When I fall, I do not wish for him to return to Stille, to stables and harnesses, the civilized world shaving away his wildness until he thinks not of foraging but of the hand that will bring the next meal to his wooden box, where he is protected from the rain and the earth, sealed off from all that calls to him. It was my own mistake, years ago, and I will not have it played out by any other, be they two-legged or four.

I left that behind me when I passed from the castle’s shadow, my former home. Stille will not welcome me again, not after I led the king’s beloved to her near death, a foolish choice, twice over. For both Vincent and my brother care for the Given, and she had called them to her as easily as the sea drew Khosa herself.

I would see her crowned with seagrass, but now she sits enthroned beside Vincent, the boy whose heart I cannot have.

The forest moves around me, the dying rays of the sun touching briefly on my speckled skin. I cannot look at my own flesh without marveling that I carry it, a dressing on my bones that only one other wears. As falling rain sinks through the earth to feed salium and igthorn alike, my spots have burrowed within, giving life to what is both beautiful and poisonous at my core.

I am one of the last Indiri, the violent half of the whole, the prideful carrier of deep wrath, which wants only to bury itself in the Lithos of the Pietra, even if it be my last act. The love I carry for my departed people is a song made with war drums, the name my mother gave me inked deeply on my being. I close my eyes against the bright flash of fiverberries, the sun warm on my eyelids as Famoor goes on without my guidance.

The Given would laugh to see me here, at this place I recalled for her from my third-great-grandmother’s memories. The ancient tree the Tangata cats use to sharpen their deadly claws stands as she saw it then, though larger now and marked with the use of many in their clowder, cats long dead.

I swear as I dismount, though I had expected to find as much. Many things can be said of the Given, but not that she is dim. Together we worked in the place she felt most comfortable and I entombed, stone walls rising to our sides and smaller walls, bound in paper, stacked beside us. That I am here now, reminded of the Given even as I banish myself from Stille in order to forget her—and how others felt for her—is both a prick to my conscience and a chink in my armor.
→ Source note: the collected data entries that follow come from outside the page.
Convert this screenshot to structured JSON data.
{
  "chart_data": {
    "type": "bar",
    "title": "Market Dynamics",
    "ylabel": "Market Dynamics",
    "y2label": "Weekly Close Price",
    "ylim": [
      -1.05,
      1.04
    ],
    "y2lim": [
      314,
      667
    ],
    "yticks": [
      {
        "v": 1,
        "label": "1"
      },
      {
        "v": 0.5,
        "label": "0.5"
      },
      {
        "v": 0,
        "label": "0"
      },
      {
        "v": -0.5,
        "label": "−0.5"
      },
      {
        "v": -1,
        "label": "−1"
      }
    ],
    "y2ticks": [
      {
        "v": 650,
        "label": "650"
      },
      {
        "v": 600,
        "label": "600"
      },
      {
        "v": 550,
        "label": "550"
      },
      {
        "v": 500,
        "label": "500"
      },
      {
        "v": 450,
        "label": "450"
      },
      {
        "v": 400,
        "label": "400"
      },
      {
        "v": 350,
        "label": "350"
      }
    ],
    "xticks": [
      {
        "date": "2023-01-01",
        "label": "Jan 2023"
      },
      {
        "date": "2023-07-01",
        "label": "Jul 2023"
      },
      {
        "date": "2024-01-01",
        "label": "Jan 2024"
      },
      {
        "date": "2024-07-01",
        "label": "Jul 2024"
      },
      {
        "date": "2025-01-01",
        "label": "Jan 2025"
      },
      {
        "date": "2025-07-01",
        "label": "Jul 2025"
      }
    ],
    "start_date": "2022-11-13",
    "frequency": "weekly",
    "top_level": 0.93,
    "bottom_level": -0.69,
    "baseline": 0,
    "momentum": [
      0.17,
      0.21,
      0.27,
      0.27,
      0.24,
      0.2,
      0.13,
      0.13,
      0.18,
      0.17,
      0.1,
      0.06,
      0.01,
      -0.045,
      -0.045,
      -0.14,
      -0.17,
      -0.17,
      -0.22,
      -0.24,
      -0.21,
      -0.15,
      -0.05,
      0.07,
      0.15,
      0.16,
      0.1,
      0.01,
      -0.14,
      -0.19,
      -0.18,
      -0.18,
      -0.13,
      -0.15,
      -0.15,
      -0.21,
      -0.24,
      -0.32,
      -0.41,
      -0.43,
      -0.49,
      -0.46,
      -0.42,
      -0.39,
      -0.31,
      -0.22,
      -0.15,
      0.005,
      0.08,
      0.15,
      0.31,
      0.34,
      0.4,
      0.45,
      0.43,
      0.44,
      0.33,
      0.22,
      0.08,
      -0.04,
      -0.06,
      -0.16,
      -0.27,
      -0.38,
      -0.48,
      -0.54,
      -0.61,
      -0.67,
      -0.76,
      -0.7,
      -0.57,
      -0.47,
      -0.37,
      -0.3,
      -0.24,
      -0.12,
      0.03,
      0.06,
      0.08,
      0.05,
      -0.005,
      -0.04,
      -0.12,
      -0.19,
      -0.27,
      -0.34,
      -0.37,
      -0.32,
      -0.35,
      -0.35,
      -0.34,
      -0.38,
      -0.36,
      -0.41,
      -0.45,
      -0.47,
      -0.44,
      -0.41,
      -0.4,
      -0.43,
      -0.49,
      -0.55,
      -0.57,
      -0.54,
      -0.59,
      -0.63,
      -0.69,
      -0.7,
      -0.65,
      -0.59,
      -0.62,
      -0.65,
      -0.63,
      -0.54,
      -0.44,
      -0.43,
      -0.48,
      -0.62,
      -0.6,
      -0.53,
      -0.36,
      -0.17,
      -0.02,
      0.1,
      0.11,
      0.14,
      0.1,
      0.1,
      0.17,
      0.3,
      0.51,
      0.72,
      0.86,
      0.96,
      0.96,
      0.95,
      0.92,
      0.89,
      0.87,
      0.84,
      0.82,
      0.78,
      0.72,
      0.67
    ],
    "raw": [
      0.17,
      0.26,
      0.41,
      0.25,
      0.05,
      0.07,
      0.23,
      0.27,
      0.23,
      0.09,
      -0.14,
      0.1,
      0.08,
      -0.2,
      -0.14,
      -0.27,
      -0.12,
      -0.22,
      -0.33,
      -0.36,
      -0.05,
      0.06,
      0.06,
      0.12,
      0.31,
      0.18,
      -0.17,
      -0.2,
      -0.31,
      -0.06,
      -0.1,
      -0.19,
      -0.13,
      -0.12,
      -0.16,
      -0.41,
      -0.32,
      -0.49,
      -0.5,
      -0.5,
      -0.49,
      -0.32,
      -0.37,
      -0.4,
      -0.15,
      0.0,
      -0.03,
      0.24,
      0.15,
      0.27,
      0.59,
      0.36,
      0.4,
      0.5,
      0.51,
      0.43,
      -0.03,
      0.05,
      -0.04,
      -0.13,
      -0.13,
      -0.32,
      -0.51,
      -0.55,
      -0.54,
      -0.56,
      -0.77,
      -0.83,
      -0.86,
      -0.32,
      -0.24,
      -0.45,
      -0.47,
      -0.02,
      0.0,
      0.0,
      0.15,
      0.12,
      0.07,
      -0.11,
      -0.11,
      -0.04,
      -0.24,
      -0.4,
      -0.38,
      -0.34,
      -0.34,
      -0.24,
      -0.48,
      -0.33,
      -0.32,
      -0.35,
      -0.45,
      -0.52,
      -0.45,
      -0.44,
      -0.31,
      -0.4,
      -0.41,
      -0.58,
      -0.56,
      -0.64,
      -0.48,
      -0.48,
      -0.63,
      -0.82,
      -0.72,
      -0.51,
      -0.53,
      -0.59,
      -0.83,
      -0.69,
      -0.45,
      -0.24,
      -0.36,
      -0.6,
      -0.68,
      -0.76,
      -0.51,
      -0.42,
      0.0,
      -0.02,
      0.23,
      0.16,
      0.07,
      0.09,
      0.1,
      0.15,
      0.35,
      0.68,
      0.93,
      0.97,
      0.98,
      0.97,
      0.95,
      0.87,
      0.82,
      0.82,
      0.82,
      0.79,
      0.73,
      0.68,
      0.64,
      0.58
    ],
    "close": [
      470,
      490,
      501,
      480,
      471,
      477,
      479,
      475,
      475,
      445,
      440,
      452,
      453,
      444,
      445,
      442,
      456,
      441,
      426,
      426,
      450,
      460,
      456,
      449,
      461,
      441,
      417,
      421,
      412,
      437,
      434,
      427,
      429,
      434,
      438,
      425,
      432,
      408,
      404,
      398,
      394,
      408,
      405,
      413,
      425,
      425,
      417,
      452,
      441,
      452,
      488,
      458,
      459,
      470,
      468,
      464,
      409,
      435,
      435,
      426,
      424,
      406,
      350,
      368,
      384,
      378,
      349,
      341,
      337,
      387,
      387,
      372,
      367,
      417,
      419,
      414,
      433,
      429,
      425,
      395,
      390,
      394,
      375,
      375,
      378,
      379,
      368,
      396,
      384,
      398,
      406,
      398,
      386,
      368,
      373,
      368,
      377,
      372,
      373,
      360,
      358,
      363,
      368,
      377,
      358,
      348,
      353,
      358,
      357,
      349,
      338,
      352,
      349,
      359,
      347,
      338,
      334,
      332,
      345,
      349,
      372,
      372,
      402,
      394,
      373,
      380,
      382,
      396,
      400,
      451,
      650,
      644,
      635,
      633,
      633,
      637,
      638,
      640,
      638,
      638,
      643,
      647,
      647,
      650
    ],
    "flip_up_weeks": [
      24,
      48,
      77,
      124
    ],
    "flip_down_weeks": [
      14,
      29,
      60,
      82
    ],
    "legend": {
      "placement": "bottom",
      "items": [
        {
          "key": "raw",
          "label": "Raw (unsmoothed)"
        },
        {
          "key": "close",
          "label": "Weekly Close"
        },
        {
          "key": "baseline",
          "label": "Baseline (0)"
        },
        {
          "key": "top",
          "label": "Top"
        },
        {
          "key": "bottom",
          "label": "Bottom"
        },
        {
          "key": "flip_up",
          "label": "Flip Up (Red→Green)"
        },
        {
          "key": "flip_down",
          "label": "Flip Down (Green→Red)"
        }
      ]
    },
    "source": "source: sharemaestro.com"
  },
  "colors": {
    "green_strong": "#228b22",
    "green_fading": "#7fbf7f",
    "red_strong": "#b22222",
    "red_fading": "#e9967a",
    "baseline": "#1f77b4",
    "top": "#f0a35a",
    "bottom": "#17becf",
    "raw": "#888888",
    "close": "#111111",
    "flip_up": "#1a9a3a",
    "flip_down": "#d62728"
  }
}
In her maps and books Khosa saw many things, as Donil does in the track of an animal, three days spent. These small moments she deciphered, trapped in time like a paw print in dried mud. There she saw the doom of our island, a rising sea that would never stop, the memories of the Indiri people helping to point the way.

I rest my head against the tree, and it tells me stories of cats digging deep, fibers carried away in claws, a small death each day, a dismemberment spanning lifetimes. If I were stronger, I could ask for more, push for the tree to give me the tale of Onwena, my ancestor, and how she fell in love at this place. In her time the sea was far from here; in mine I can hear it striking the beach, and carrying away the earth as it leaves.

But I am weak, and maybe the surf itself is to blame, earth taken and made infertile by salt. The tree could perhaps not part with the story, either, its lifesap leaving with the effort of telling. Underneath my hand, it shivers, and I see the tail of a Tangata above the waterleaf rue, a confident curl bending its stripes as it comes to tear bark from branch, skin from bone.

I nock an arrow and send it through the violet rue, drawing a harsh cry followed by silence. I follow where the arrow hit true and retrieve it, leaving the cat for the oderbirds. Famoor shies from me as I approach, the blood on my hands scenting the wind. I cannot blame him. I smell of death and the wild, violence and the wind.

“Famoor,” I say, recalling his name and its meaning to him, so that he may stand with pride at my approach. Unbroken.

Again his ear turns to me, and I allow a smile for this one living thing that would have me near it. But my mouth is not accustomed to the shape, and the smile falls quickly as I mount, cat blood mixed with earth falling from my boot heels. I spare it a glance before spurring Famoor on, this mixture that I am bound to be a part of one day.